The company reported a 14.3% increase in housing completions to 8,749 homes for the year ended July 31, 2025, driving revenue up 16.9% to £2.78 billion. Underlying operating profit rose 27.5% to £303.5 million, with the underlying operating margin improving to 10.9% from 10.0% a year earlier.
Bellway’s board recommended a final dividend of 49.0p per share, bringing the total dividend to 70.0p, a 29.6% increase from the previous year.
" Bellway has delivered a good performance in FY25 with double-digit growth in volume output and profits, and our sharper focus on balance sheet efficiency is reflected by the £150m share buyback programme announced today," said Jason Honeyman, Chief Executive.

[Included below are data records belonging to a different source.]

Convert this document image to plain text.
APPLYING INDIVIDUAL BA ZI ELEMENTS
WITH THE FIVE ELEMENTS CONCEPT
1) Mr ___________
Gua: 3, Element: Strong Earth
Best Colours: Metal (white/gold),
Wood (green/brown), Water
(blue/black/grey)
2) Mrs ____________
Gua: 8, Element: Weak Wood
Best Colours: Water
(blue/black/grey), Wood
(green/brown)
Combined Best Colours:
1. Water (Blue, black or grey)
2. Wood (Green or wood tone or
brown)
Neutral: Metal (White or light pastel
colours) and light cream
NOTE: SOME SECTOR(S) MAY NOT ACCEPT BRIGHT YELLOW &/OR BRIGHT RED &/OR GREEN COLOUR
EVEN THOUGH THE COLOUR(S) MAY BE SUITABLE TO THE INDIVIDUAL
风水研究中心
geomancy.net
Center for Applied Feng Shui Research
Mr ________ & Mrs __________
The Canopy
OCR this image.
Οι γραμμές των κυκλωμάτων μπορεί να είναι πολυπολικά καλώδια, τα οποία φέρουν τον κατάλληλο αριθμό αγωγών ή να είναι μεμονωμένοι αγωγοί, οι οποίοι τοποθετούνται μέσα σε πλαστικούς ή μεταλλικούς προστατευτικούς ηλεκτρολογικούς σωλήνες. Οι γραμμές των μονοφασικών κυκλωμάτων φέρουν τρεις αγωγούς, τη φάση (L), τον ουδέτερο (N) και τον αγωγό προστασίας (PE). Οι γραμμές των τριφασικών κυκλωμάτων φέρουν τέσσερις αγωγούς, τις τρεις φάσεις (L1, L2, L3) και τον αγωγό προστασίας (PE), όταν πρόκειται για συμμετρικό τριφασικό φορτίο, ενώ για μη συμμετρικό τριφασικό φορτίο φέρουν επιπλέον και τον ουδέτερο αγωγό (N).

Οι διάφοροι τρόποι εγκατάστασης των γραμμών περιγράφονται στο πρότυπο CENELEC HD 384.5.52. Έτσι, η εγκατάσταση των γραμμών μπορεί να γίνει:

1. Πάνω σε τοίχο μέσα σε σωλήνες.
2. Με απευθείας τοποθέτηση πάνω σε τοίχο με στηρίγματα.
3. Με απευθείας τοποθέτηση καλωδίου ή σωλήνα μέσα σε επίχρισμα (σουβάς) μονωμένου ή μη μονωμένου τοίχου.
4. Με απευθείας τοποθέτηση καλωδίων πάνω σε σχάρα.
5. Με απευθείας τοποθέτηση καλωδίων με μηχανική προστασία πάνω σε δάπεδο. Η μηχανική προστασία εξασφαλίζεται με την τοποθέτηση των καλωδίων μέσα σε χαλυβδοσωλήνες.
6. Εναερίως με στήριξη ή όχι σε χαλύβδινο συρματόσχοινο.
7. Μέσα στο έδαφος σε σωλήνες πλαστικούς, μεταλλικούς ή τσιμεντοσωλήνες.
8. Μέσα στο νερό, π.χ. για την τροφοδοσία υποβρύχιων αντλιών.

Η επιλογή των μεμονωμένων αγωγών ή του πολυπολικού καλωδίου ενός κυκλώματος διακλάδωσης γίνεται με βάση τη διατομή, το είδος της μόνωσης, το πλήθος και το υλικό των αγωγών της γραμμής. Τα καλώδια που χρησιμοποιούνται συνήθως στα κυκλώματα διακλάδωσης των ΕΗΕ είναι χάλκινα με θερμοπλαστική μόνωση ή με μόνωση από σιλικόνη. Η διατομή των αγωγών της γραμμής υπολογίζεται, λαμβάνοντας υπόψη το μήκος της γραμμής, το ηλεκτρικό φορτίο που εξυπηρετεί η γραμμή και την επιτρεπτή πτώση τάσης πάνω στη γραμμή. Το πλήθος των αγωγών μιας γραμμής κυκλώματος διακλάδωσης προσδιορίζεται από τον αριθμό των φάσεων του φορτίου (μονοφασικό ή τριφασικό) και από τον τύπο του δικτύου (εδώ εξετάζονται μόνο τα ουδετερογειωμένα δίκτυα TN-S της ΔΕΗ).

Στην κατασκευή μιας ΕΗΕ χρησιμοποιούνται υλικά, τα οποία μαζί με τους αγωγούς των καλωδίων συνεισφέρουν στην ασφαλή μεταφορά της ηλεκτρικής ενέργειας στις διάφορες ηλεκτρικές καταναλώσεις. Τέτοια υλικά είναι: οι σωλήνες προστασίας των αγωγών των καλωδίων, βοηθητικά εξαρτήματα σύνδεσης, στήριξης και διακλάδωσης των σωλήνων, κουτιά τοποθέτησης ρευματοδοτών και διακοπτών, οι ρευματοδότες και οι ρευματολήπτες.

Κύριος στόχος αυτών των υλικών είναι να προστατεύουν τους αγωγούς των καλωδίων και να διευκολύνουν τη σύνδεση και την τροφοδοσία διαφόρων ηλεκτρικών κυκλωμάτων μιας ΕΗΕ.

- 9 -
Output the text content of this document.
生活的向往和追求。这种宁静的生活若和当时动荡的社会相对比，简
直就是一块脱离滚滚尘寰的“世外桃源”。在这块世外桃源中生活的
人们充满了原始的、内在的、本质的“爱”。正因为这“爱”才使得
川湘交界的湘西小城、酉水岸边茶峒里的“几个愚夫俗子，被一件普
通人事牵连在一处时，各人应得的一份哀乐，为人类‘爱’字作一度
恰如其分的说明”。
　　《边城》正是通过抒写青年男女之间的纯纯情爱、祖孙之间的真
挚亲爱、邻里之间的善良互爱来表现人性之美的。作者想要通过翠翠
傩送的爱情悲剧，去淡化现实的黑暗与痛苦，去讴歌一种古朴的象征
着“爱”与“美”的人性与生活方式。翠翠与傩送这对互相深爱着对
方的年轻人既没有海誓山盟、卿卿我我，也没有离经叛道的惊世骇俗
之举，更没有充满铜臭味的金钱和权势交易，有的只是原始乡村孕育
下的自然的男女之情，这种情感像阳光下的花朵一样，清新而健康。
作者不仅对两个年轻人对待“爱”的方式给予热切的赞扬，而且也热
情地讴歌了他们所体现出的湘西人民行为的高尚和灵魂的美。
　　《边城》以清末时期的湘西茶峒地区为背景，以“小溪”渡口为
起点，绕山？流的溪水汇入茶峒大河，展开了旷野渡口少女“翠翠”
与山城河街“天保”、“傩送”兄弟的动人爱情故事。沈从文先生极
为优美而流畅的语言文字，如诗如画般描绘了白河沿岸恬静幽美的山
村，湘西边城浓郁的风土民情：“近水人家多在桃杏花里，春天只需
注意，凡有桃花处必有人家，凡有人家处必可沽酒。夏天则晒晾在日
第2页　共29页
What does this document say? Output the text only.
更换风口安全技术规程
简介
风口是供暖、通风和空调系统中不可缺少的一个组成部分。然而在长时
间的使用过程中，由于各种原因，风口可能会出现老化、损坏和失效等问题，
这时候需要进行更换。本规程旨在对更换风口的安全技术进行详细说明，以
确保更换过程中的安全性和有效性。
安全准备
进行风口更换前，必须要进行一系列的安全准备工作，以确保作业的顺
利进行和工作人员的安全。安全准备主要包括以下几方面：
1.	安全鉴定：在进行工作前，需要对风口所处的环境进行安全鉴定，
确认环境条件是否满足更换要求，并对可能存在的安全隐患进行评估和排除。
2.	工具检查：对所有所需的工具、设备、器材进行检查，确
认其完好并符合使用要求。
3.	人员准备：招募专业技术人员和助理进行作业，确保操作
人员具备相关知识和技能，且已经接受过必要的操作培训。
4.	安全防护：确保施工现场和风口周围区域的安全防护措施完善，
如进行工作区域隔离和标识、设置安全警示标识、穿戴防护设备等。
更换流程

The company reported a private reservation rate per outlet per week of 0.57, up 11.8% from the previous year. However, recent trading has been softer, with the reservation rate at 0.48 in the ten weeks since August 1, compared to 0.49 in the same period last year.
Despite near-term market challenges, Bellway remains optimistic about future growth. The company is targeting volume output of around 9,200 homes in FY26 and aims to reach approximately 10,000 homes by FY28.
"While we face some near-term market challenges, we have a high-quality land bank, strong balance sheet and the operational capacity to capitalise on the positive long-term fundamentals of our industry," Honeyman added.
The company ended the year with net cash of £41.8 million, compared to net debt of £10.5 million a year earlier, reflecting strong cash generation during the period.
Bellway maintained its position as a five-star homebuilder for the ninth consecutive year, with 95.4% of customers saying they would recommend the company to a friend.